Başbakan Recep Tayyip Erdoğan, “Türkiye’nin yüzü Batı’ya dönüktür ama Türkiye’nin asla ve asla sırtı Doğu’ya dönük değildir” dedi. Çifte vatandaşlık hakkını kullanarak Fransız pasaportunu almanın, bu ülkede yaşayan Türklerin kimliğini kaybetmesi anlamına gelmeyeceğini belirten Erdoğan, “Ne senin Türklüğün gider, ne Kürtlüğün gider, ne Romanlığın gider” diye konuştu. Türklerin yaşadıkları ülkelere entegre olmasını isteyen Erdoğan, ancak asimilasyonun farklı olduğunu belirterek, bunun bir insanlık suçu olduğunu vurguladı.
Erdoğan, Fransa’daki temasları çerçevesinde Zenith Salonu’nda düzenlenen “Paris Buluşması”nda, Avrupa’da yaşayan Türklerle bir araya geldi. Erdoğan, konuşmasında özetle şunları kaydetti:
KUDÜS ACI ÇEKERKEN: Türkiye’nin yüzü Batı’ya dönüktür ama Türkiye’nin asla ve asla sırtı Doğu’ya dönük değildir. Bin yıllardır birlikte yaşadığımız, bir ve beraber yaşadığımız ülkelere bigâne kalamayız. Oralardaki kardeşlerimizi kendi kaderlerine terk edemeyiz. Bağdat, Beyrut, Gazze, Kudüs acı çekerken biz yatağımızda rahat uyuyamayız. Biz tarih boyunca oralardaki kardeşlerimizle ekmeğimizi paylaştık, somunumuzu paylaştık, kaderimizi paylaştık. Şunun da altını çizmek istiyorum; biz belli bir coğrafyayla ilgilenip, dünyanın geri kalanına ilgisiz kalamayız ve hiçbir zaman da kalanlardan, sırtını dönenlerden değiliz, olamayız, olmayacağız.

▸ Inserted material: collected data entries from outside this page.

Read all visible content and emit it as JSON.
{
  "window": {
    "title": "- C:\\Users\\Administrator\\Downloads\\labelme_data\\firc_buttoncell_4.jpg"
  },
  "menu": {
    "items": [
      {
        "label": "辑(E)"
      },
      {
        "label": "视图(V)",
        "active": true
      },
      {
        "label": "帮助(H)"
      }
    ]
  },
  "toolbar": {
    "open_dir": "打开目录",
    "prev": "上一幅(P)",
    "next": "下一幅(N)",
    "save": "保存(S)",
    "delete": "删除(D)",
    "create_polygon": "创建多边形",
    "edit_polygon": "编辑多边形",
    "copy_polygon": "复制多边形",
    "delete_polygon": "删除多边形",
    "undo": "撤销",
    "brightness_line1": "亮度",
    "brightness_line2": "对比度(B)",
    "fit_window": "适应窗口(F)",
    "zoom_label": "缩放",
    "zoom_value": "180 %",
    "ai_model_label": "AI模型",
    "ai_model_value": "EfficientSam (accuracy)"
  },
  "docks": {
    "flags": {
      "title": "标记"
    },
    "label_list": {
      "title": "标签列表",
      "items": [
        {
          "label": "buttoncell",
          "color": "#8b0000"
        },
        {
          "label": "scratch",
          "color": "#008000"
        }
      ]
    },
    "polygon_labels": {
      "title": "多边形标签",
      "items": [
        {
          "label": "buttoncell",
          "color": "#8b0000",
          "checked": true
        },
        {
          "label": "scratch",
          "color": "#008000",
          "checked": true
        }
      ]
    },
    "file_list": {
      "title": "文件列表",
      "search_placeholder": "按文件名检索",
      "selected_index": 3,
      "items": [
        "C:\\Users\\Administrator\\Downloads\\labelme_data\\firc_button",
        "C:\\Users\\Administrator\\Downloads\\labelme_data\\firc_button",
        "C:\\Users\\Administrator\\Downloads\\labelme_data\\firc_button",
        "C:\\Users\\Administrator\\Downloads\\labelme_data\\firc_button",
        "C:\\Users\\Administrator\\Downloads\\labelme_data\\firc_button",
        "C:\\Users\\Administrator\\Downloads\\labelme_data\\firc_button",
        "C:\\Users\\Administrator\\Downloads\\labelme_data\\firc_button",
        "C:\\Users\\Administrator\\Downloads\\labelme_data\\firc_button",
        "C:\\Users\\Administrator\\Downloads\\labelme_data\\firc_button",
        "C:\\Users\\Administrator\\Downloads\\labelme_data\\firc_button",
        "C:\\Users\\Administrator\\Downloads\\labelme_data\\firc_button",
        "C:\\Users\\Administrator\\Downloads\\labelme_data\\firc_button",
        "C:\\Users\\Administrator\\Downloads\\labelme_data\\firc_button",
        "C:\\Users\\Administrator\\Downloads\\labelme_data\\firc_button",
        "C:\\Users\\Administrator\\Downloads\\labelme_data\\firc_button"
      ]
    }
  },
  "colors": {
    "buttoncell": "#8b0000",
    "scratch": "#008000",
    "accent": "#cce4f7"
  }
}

NE TÜRKLÜĞÜN, NE ROMANLIĞIN GİDER: (Fransa’nın çifte vatandaşlık hakkı tanıması konusunda) Peki benim burada vatandaşım buna niye müracaat etmiyor? Neden? ‘Efendim ben etmem…’ Niye? Neyin kaybolur? Et kardeşim, et. Et, bundan çekinme. Fransa’nın sana vermiş olduğu o seçme ve seçilme hakkını kullan. Bu büyük bir zenginliktir, bunu değerlendir. Eğer Başbakanı’na güveniyorsan ben de sana diyorum ki bunu yap. Fransız pasaportunu almak senin kimliğini kaybetmen anlamına gelmez. Ne senin Türklüğün gider, ne Kürtlüğün gider, ne Romanlığın gider… Niçin şu topluluğun içinden Avrupa Parlamentosu’na gidenlerin sayısı artamasın? Niçin o parlamentoda Ahmet’in, Mehmet’in, Hasan’ın, Ayşe’nin sayısı artmasın, niçin bunları istemiyorsunuz? Atın bu adımları.
ASİMİLASYON VE ENTEGRASYON: İki şeyi birbirine karıştırmayın; entegrasyon farklı bir şey, asimilasyon farklı bir şey. Benim vatandaşım, benim kardeşim bulunduğu ülkede, bulunduğu toplumda entegre olmada asla sorun çıkarmaz. Böyle bir sorunumuz var mı bizim? Yok, olmamalı da. Bu hem sizin için geçerli sizin huzurunuz mutluluğunuz için hem de o topluluk için. Çünkü o toplulukta birlikte yaşayacağız. İletişimi neyle yapacağız? Dille yapacağız. Öyleyse o toplumun dilini de en kısa zamanda benim insanım kavrayacak, öğrenecek… Kimse sizden asimile olmayı isteyemez. Ben bunu daha önce de söyledim, yine de söylüyorum, sizden asimilasyon talebi, bir insanlık suçudur, bunu kimse isteyemez.
HİÇ BOYUN EĞMEDİK: Çetelerle karışımıza çıktılar, mafya ile hukuk dışı örgütlenmelerle karşımıza çıktılar, hukuku zorlayarak karşımıza çıktılar. Hiçbirine boyun eğmedik… Şu anda da tarihi nitelikte bir anayasa değişikliğini gerçekleştiriyoruz. Türkiye’yi Avrupa standartlarında bir hukuk sistemine, Avrupa ve modern ülkeler standartlarında bir demokrasiye kavuşturmak için Anayasa’yı değiştiriyoruz. Bunu da gerçekleştirdiğimiz zaman, inanın Türkiye’yi kolay kolay hiç kimse tutamayacak.